SPD-Direktkandidat

Wunschkandidat erleidet Schiffbruch

Bergedorf. Das Aufstellen von Bundestagskandidaten im Wahlkreis Bergedorf-Harburg ist immer für Überraschungen gut.

Vor vier Jahren war Christdemokrat Andreas Kröger (Kirchwerder) trotz vorheriger Absprachen gegen einen Harburger Bewerber durchgefallen, dieses Mal erlebte Hamburgs SPD-Spitze eine Schlappe: Weder der vom Landesvorsitzenden und Ersten Bürgermeister Olaf Scholz unterstützte Bundestagsabgeordnete Ingo Egloff (56) noch der Harburger Kreisvorsitzende und Landesvize Frank Richter (47) konnten sich im Lichtwarkhaus durchsetzen.

Schon im ersten der geheimen Wahlgänge hatte Metin Hakverdi (43), Anwalt aus Wilhelmsburg, die Nase vorn. Von 147 Delegierten hatten 71 für den Senkrechtstarter gestimmt, der erst 2001 SPD-Mitglied wurde und seit 2008 in der Bürgerschaft sitzt. Dabei hatte der Sohn deutsch-türkischer Eltern für Missstimmung gesorgt, als er im Frühjahr als erster seine Kandidatur um die Nachfolge von Hans-Ulrich Klose im Wahlkreis erklärte.

Richter, seit 2004 Harburgs SPD-Chef, warf seinen Hut in den Ring, obwohl ihm Gegenwind ins Gesicht blies.

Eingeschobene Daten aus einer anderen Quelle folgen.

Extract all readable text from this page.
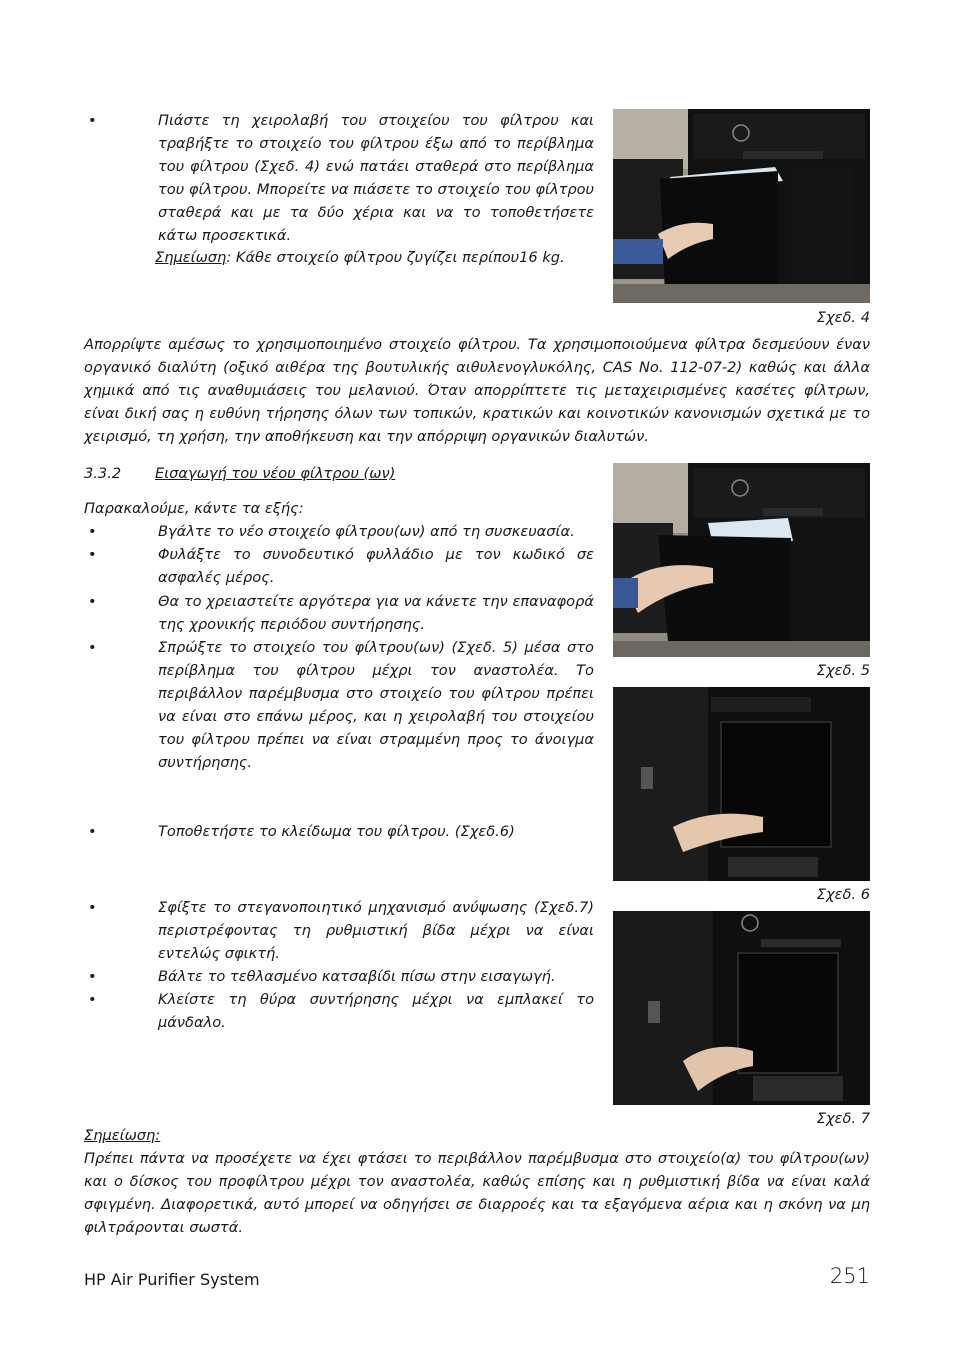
•	Πιάστε τη χειρολαβή του στοιχείου του φίλτρου και τραβήξτε το στοιχείο του φίλτρου έξω από το περίβλημα του φίλτρου (Σχεδ. 4) ενώ πατάει σταθερά στο περίβλημα του φίλτρου. Μπορείτε να πιάσετε το στοιχείο του φίλτρου σταθερά και με τα δύο χέρια και να το τοποθετήσετε κάτω προσεκτικά.
Σημείωση: Κάθε στοιχείο φίλτρου ζυγίζει περίπου16 kg.
Σχεδ. 4
Απορρίψτε αμέσως το χρησιμοποιημένο στοιχείο φίλτρου. Τα χρησιμοποιούμενα φίλτρα δεσμεύουν έναν οργανικό διαλύτη (οξικό αιθέρα της βουτυλικής αιθυλενογλυκόλης, CAS No. 112-07-2) καθώς και άλλα χημικά από τις αναθυμιάσεις του μελανιού. Όταν απορρίπτετε τις μεταχειρισμένες κασέτες φίλτρων, είναι δική σας η ευθύνη τήρησης όλων των τοπικών, κρατικών και κοινοτικών κανονισμών σχετικά με το χειρισμό, τη χρήση, την αποθήκευση και την απόρριψη οργανικών διαλυτών.
3.3.2 Εισαγωγή του νέου φίλτρου (ων)
Παρακαλούμε, κάντε τα εξής:
•	Βγάλτε το νέο στοιχείο φίλτρου(ων) από τη συσκευασία.
•	Φυλάξτε το συνοδευτικό φυλλάδιο με τον κωδικό σε ασφαλές μέρος.
•	Θα το χρειαστείτε αργότερα για να κάνετε την επαναφορά της χρονικής περιόδου συντήρησης.
•	Σπρώξτε το στοιχείο του φίλτρου(ων) (Σχεδ. 5) μέσα στο περίβλημα του φίλτρου μέχρι τον αναστολέα. Το περιβάλλον παρέμβυσμα στο στοιχείο του φίλτρου πρέπει να είναι στο επάνω μέρος, και η χειρολαβή του στοιχείου του φίλτρου πρέπει να είναι στραμμένη προς το άνοιγμα συντήρησης.
•	Τοποθετήστε το κλείδωμα του φίλτρου. (Σχεδ.6)
•	Σφίξτε το στεγανοποιητικό μηχανισμό ανύψωσης (Σχεδ.7) περιστρέφοντας τη ρυθμιστική βίδα μέχρι να είναι εντελώς σφικτή.
•	Βάλτε το τεθλασμένο κατσαβίδι πίσω στην εισαγωγή.
•	Κλείστε τη θύρα συντήρησης μέχρι να εμπλακεί το μάνδαλο.
Σχεδ. 5
Σχεδ. 6
Σχεδ. 7
Σημείωση:
Πρέπει πάντα να προσέχετε να έχει φτάσει το περιβάλλον παρέμβυσμα στο στοιχείο(α) του φίλτρου(ων) και ο δίσκος του προφίλτρου μέχρι τον αναστολέα, καθώς επίσης και η ρυθμιστική βίδα να είναι καλά σφιγμένη. Διαφορετικά, αυτό μπορεί να οδηγήσει σε διαρροές και τα εξαγόμενα αέρια και η σκόνη να μη φιλτράρονται σωστά.
HP Air Purifier System	251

Nachdem er 2010 mit durchwachsenen 63 Prozent als Kreischef bestätigt wurde, kam er diesen Mai nur auf 52 Prozent.

Zum Debakel geriet der Abend für Egloff, im ersten Wahlgang erhielt er nur 22 Stimmen, Richter bekam 52. Nachdem sich alle Kandidaten den Delegierten präsentiert hatten, hatte Harald Muras, früher SPD-Kreisvorsitzender in Harburg, gefordert, auf eine weitere Aussprache zu verzichten: Alle Argumente seien nach sechs Kandidaten-Hearings und internen Diskussionen ausgetauscht.

Er wurde nicht gehört: Paul Kleszcz, Fraktionsvize in Bergedorfs SPD-Bezirksfraktion, und danach Bergedorfs SPD-Kreisvorsitzender Ties Rabe, warben um Zustimmung für Egloff, er biete Klarheit und den Wählern Orientierung. Dass er in Wandsbek die Direktkandidatur Aydan Özogus hatte überlassen müssen, der Frau von Innensenator Michael Neumann, vermochte vielen Genossen nicht einzuleuchten. Harburgs Bezirksamtsleiter und SPD-Kreisvize Thomas Völsch sowie Lohbrügges SPD-Vorsitzender Michael Schütze warben um Stimmen für Richter: Den Wahlkampf werde die SPD nicht mit Weltpolitik oder Euro-Krise gewinnen, sondern mit sozialen Themen, "wir brauchen eine Rampensau".

Obwohl Egloff nach dem ersten Wahlgang seinen Verzicht mit Blick auf seine nur 22 Stimmen erklärte, seine Unterstützer aufforderte, nun Richter zu wählen, reichte es für den Harburger auch im zweiten Anlauf nicht. Nach Sitzungsunterbrechung und Diskussionen in den Kreis- und Ortsverbänden erhielt Richter lediglich 70 Stimmen, Hakverdi 73. Das Ergebnis ist umso bemerkenswerter, als der Harburger Kreisverband 66 Delegierte entsandt hatte, die Wilhelmsburger nur 24, von Bergedorfs 60 Delegierten waren 57 erschienen.

"Das Fehlen eines Bergedorfer Kandidaten scheint zu gewisser Lustlosigkeit beigetragen zu haben", suchte Ties Rabe nach Ende der Veranstaltung nach einer Erklärung.

Hakverdi, der mit breiter Themenvielfalt in seiner Bewerbungsrede überzeugt hatte, rang nach seiner Nominierung um die richtigen Worten: "Da war mir klar, was es heißt, in einem Wahlkreis die Nachfolge von Herbert Wehner, Helmut Schmidt und Hans-Ulrich Klose anzustreben."